Le président de la République démocratique du Congo, Félix Antoine Tshisekedi, a souligné l'urgente nécessité que le gouvernement adopte une approche anticipative et coordonnée afin d’atténuer les effets de la guerre au Moyen-Orient, de préserver la stabilité macroéconomique et de protéger le pouvoir d’achat des populations.
À cet effet, il a, lors de la quatre-vingt-deuxième réunion ordinaire du Conseil des ministres tenue le vendredi 13 mars 2026, chargé la Première ministre de veiller à la mise en œuvre diligente des orientations suivantes :
Examiner, par le vice-Premier ministre, ministre de l’Économie nationale, la possibilité de prendre, si les circonstances l’exigent, des mesures temporaires relatives aux prix des denrées de première nécessité.
Engager, sous la coordination du vice-Premier ministre, ministre de l’Économie nationale et du vice-Premier ministre, ministre des Transports, en collaboration avec le ministre de l’Entrepreneuriat et du Développement des PME, des consultations avec les organisations professionnelles afin d’assurer une surveillance accrue des pratiques tarifaires dans le secteur des transports et d’identifier des mécanismes d’atténuation au profit des PME.

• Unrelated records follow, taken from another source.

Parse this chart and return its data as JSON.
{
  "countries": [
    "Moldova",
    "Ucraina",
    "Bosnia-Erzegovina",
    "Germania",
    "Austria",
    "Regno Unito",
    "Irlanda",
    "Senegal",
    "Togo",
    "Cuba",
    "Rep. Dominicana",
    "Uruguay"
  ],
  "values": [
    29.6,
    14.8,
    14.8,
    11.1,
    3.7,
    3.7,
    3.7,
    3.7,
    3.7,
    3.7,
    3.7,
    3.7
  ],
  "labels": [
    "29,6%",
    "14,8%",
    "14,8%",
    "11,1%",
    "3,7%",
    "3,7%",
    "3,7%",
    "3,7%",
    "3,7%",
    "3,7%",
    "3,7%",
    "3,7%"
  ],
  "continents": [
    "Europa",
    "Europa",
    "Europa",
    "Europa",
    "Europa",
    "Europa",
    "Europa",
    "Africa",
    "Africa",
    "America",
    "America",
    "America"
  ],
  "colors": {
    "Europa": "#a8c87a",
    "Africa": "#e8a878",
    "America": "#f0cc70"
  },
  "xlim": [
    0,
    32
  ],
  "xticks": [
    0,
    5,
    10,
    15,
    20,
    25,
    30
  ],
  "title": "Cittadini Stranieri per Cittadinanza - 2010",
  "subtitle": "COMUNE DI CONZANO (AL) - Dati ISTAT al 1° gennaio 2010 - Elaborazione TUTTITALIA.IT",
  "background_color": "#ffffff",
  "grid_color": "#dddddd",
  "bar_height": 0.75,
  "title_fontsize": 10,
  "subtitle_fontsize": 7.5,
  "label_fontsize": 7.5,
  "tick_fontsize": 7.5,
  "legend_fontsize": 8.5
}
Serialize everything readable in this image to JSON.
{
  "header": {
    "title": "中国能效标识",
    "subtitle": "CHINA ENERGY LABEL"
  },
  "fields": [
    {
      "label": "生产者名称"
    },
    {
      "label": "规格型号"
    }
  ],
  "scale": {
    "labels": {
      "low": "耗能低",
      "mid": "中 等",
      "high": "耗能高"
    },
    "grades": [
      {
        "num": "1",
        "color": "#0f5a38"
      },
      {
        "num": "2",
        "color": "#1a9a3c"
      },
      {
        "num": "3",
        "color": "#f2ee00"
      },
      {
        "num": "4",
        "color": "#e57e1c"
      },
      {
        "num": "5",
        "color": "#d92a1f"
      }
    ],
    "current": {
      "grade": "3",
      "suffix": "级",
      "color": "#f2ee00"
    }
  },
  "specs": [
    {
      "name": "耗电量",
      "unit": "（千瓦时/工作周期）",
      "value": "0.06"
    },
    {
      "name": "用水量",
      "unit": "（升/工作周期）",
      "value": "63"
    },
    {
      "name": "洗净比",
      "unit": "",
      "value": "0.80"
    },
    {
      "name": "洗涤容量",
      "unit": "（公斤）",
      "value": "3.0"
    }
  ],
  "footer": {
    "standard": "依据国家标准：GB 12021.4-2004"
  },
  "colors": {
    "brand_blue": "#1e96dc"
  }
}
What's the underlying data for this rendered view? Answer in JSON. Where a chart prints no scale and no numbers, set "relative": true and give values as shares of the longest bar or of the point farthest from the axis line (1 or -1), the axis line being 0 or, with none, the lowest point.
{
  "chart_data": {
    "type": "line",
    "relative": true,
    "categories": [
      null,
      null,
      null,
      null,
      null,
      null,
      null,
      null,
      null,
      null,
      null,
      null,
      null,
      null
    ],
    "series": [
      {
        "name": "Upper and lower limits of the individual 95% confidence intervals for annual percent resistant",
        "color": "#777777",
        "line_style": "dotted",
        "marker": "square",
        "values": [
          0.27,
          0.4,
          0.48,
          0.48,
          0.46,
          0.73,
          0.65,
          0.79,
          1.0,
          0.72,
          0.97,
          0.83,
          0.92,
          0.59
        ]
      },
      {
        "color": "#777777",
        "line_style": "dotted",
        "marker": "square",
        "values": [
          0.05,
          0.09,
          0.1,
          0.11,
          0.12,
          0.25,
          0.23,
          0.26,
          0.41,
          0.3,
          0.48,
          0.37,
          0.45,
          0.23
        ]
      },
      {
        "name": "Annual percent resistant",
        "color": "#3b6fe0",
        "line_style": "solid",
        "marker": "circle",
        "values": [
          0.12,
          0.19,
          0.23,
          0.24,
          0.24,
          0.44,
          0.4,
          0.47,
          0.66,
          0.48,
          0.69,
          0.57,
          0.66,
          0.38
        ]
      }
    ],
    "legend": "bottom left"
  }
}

Garantir, sous la conduite de la ministre d’État, ministre des Hydrocarbures, en coordination avec les ministres de l’Économie, du Budget et des Finances, la continuité de l’approvisionnement en carburant et examiner le renforcement des stocks stratégiques nationaux.
Organiser, par le ministère des Mines, en synergie avec le ministère des Hydrocarbures et le ministère des Finances, une concertation avec les opérateurs miniers afin d’évaluer l’impact de la hausse des coûts énergétiques et préserver la stabilité des activités minières.
Élaborer, avec le Vice-Premier ministre, ministre du Budget et le ministre des Finances, des scénarios budgétaires actualisés pour l’exercice 2026 intégrant différentes hypothèses d’évolution de la conjoncture internationale.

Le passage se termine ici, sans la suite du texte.